On 30 May 2023 a minor release was deployed to all EU environments (clusters eu2 and eu3). Such a release should not cause any downtime, as our servers are deployed in a rollout mode, i.e. a new server is deployed before a server with the previous version is terminated.
We got alerted at 18:41 CEST that 3 environments were not reachable anymore (internal alarming system).
We quickly identified that the servers in question had been evicted due to lack of resources on our (Kubernetes) cluster and therefore scaled the cluster manually to add resources.
The 3 environments were up and running again at 18:46 CEST.
Impact: 3 customers were affected, as their environments were not reachable anymore during these 5 minutes. This would have affected test takers trying to open the system check of exam setup as well as administrators, proctors and reviewers. Note: Test takers in the middle of an exam were not affected, no video recordings were lost or interrupted.
Lead-up: Deployment of release 4.5.4.
Resolution: We scaled the cluster manually to create extra resources to host the servers.
Prevention measures: A deprecation warning was causing our deployment script to update more environments than normal, leading to the resource problem. Immediate remedy: Remove the deprecation. Longer term remedy: We will update the script to take warnings into account.
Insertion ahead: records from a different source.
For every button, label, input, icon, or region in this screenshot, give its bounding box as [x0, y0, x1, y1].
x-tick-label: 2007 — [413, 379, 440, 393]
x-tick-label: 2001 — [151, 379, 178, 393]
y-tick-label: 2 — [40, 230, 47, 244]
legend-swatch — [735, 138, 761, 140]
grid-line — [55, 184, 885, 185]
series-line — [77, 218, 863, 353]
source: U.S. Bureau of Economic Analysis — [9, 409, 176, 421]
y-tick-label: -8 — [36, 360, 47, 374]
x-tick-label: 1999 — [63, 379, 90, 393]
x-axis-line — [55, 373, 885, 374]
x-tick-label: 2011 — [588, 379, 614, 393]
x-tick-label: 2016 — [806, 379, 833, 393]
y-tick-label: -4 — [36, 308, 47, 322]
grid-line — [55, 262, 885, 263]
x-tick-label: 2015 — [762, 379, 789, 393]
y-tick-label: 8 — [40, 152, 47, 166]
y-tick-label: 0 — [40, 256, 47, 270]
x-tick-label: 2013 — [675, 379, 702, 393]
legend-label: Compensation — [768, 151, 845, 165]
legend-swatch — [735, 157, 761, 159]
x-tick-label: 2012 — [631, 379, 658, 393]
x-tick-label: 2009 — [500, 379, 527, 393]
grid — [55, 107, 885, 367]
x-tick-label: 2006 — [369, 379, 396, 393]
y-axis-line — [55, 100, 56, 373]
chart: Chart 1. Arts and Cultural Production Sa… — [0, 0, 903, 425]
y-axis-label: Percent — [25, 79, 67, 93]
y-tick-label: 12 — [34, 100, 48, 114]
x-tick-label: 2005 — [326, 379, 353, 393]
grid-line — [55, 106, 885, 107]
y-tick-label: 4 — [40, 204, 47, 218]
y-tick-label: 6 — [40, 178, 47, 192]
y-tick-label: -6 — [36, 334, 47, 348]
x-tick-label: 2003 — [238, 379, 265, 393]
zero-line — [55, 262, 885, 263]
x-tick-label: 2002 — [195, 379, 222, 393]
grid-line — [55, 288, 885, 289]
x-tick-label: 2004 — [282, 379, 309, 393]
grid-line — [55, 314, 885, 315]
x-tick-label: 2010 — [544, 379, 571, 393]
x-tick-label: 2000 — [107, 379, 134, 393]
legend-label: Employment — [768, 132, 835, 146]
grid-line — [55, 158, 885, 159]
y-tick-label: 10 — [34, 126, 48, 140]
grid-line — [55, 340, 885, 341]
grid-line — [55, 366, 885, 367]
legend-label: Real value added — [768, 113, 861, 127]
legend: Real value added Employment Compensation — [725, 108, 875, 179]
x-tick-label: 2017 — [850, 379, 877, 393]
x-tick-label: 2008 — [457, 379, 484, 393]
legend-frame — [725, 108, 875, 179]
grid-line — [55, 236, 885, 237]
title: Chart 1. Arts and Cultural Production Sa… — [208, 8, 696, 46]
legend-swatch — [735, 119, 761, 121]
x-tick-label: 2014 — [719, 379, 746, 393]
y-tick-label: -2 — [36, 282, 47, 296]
Posted Jun 05, 2023 - 11:52 UTC
Resolved
This incident has been resolved.
Posted May 30, 2023 - 17:11 UTC
Identified
Between 16:41 and 16:48 UTC, some environments may have been temporarily unavailable, responding with a 503 or 502 error page. This is now resolved.
Posted May 30, 2023 - 17:10 UTC
This incident affected: European Cluster EU2 (EU2 - User Sign-in, EU2 - Exam Administration) and Contacting Support Team.